In a move that reversed the court’s own previous ruling, an 11-judge panel held that a woman’s salary history can never be used as a basis for paying her less.
The federal Equal Pay Act (EPA) prohibits employers from paying men and women differently, except where the difference is justified by merit, seniority, quantity or quality of work, or “any other factor other than sex.”
When Aileen Rizo, a public school teacher in Fresno County, California, discovered that she was being paid less than her male colleagues with the same job, she filed a lawsuit against the county for unequal pay under the EPA. The county argued that the pay disparity was justified by Rizo’s relatively low prior salary, and that this was a permissible “factor other than sex” under the EPA.

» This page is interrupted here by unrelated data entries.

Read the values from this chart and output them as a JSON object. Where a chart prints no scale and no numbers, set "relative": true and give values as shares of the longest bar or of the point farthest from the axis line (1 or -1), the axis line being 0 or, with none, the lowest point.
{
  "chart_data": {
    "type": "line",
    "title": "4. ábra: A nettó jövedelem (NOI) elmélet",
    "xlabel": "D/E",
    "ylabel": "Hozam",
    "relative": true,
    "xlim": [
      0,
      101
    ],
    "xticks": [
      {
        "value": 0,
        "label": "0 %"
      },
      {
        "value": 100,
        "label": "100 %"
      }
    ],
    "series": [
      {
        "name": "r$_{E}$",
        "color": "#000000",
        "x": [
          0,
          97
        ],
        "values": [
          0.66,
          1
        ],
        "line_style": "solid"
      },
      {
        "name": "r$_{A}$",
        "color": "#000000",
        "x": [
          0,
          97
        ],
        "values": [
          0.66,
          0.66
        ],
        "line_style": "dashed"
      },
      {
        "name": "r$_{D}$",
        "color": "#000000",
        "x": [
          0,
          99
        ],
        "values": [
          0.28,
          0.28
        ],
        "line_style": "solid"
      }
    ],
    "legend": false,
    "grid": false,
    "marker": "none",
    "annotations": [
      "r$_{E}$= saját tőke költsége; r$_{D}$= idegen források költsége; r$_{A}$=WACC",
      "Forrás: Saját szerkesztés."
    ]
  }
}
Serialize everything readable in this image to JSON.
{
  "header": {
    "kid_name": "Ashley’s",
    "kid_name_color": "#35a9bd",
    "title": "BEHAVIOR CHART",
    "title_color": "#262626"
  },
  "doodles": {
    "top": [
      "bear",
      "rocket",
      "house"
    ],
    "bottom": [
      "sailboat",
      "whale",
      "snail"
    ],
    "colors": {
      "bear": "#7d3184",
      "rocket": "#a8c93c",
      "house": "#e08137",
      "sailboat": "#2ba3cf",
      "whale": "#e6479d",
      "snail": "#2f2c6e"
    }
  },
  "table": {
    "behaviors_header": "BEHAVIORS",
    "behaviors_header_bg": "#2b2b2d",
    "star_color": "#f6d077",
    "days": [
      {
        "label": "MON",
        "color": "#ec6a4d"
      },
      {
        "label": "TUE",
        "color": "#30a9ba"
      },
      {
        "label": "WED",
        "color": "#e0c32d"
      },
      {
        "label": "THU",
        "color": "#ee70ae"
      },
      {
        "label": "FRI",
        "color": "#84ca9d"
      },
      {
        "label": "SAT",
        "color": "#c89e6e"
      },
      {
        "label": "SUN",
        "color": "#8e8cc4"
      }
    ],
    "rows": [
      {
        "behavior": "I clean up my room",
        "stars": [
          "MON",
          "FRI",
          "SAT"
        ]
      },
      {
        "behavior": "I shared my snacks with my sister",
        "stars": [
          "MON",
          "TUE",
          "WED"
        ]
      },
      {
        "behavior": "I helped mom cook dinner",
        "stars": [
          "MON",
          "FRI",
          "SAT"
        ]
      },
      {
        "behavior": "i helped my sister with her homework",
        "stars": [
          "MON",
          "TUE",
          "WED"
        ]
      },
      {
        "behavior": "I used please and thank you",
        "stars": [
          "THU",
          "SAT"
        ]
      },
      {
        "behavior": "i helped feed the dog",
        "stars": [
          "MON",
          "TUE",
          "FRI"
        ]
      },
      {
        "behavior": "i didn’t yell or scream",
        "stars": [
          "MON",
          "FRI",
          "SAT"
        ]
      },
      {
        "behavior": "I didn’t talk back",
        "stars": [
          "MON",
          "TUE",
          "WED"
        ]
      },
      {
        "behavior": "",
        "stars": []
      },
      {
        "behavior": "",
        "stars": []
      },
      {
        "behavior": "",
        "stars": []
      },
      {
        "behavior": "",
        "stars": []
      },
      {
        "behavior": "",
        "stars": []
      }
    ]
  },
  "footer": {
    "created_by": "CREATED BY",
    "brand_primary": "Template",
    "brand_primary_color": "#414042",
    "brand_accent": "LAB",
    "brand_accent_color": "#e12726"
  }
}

The court disagreed, concluding that “any other factor other than sex” only includes “legitimate, job-related factors” like a potential employee’s experience, educational background, ability, or prior job performance and does not include salary history.
This decision is a direct reversal of a prior decision in the Ninth Circuit, and is more strict than the approach taken in some areas of the country covered by other federal circuit courts, such as the Tenth and Eleventh Circuits, where prior salary can be considered along with other non-discriminatory factors, though it still cannot justify pay disparity on its own. The Ninth Circuit’s decision also conflicts with the Seventh and Eighth Circuit’s holdings that wage disparities based on salary history do not violate the EPA.
This decision comports with recent laws enacted by several states and cities specifically banning employers from asking job candidates about their salary histories.
For example, in 2016, Massachusetts became the first state to put such a law on the books. Similar laws are also now in effect in the states of California, Delaware, New Jersey, New York and Oregon, as well as in the cities of Boston, New Orleans, New York City, Philadelphia, Pittsburgh and San Francisco.
Employers with employees in any of these jurisdictions should immediately make sure their hiring practices comply with the law. Given the split between the positions of the different federal appeals courts that have addressed the issue thus far, it may not be long before the Supreme Court weighs in. Until that happens, however, the best practice is to be very cautious before asking prospective employees about their salary history or using it to determine their pay.